System	Lang	Strategy	Notable results
Csmith	C	Random C program generation, differential testing across GCC and Clang	Hundreds of compiler bugs found in production compilers
YARPGen	C/C++	Random program generation targeting specific optimization patterns	Bugs in GCC, LLVM, and Intel compilers
LangFuzz	Multiple	Grammar-based fuzzing for language runtimes	Bugs in JavaScript engines, C compilers, and other runtimes
Alive2	LLVM IR	Translation validation using SMT solvers	Proves or disproves that LLVM optimizations preserve semantics
CompCert	C	Formally verified compiler with machine-checked proofs	Correct compilation guaranteed within the verified subset
QuickCheck	Haskell	Property-based testing with shrinking	Widely used to discover bugs in Haskell libraries and occasionally GHC itself
Go fuzzing	Go	Built-in fuzzing support with coverage guidance	Panics, crashes, and edge-case runtime bugs in the Go standard library
VAST	Vary	Differential + metamorphic + mutation, multi-path comparison (3 or 4 paths)	Integrated into compiler CI, combines compiler testing with mutation-driven program generation

How VAST compares

Csmith and YARPGen

Csmith and YARPGen generate random programs in C and C++ and test them across existing production compilers (GCC, Clang, ICC).

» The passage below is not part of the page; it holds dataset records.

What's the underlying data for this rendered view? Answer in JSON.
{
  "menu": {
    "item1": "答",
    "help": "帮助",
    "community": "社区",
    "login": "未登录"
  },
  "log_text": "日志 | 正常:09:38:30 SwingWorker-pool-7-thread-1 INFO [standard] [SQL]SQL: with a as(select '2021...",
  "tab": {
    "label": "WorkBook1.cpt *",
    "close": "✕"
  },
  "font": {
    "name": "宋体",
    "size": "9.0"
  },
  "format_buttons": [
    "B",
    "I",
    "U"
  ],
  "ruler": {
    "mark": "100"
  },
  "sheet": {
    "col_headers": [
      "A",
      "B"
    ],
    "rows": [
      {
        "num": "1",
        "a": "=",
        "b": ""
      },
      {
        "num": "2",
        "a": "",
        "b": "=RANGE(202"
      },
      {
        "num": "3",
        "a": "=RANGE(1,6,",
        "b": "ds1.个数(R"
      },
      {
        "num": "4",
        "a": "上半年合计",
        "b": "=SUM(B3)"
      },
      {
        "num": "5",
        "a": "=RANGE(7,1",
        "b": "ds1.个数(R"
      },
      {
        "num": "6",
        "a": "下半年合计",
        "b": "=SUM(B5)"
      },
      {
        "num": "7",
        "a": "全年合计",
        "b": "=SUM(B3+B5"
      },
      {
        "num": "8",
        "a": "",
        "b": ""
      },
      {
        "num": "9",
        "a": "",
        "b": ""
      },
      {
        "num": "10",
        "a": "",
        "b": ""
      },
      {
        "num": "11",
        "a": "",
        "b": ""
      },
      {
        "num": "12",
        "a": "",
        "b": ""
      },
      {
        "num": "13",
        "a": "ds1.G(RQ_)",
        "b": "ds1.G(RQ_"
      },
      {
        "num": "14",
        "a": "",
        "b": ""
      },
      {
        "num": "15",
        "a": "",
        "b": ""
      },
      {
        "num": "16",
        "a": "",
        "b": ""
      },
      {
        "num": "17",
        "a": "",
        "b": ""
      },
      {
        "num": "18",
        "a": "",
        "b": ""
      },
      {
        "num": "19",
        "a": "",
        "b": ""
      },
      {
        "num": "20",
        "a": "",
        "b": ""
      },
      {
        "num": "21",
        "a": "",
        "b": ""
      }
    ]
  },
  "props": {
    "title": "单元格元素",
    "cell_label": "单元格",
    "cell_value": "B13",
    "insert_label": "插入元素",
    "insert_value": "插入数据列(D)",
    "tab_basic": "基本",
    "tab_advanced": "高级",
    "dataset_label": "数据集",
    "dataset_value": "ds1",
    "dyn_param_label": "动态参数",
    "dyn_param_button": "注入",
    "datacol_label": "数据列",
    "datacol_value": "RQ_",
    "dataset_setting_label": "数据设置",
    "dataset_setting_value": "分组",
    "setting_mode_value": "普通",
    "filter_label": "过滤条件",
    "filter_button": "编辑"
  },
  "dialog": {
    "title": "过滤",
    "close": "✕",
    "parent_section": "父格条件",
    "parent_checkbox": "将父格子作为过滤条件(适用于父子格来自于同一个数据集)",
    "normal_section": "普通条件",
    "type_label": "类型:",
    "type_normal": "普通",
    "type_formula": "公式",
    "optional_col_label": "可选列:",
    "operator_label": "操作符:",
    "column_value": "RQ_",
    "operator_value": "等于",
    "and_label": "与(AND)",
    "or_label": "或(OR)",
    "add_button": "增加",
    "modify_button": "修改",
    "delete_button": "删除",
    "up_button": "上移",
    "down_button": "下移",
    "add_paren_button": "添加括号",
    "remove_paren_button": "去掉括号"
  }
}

Their strength is the diversity of compilers available for comparison.

VAST generates programs in Vary and compares across multiple execution paths within the same project. It cannot compare against an independent Vary compiler (there is only one), so it builds its own reference implementations: the AST interpreter and the IR interpreter.

	Csmith/YARPGen	VAST
Comparison targets	Multiple production compilers	3-4 internal execution paths
Language maturity	Established languages (C, C++)	New language under active development
External dependencies	Requires multiple compiler installations	Self-contained, ships with the compiler
Integration	Separate tool, run independently	Built into the compiler project and CI

LangFuzz

LangFuzz uses the target language's grammar to generate and mutate test inputs, then feeds them to the language runtime looking for crashes and assertion failures. It has found bugs in SpiderMonkey, V8, and other JavaScript engines, as well as C compilers.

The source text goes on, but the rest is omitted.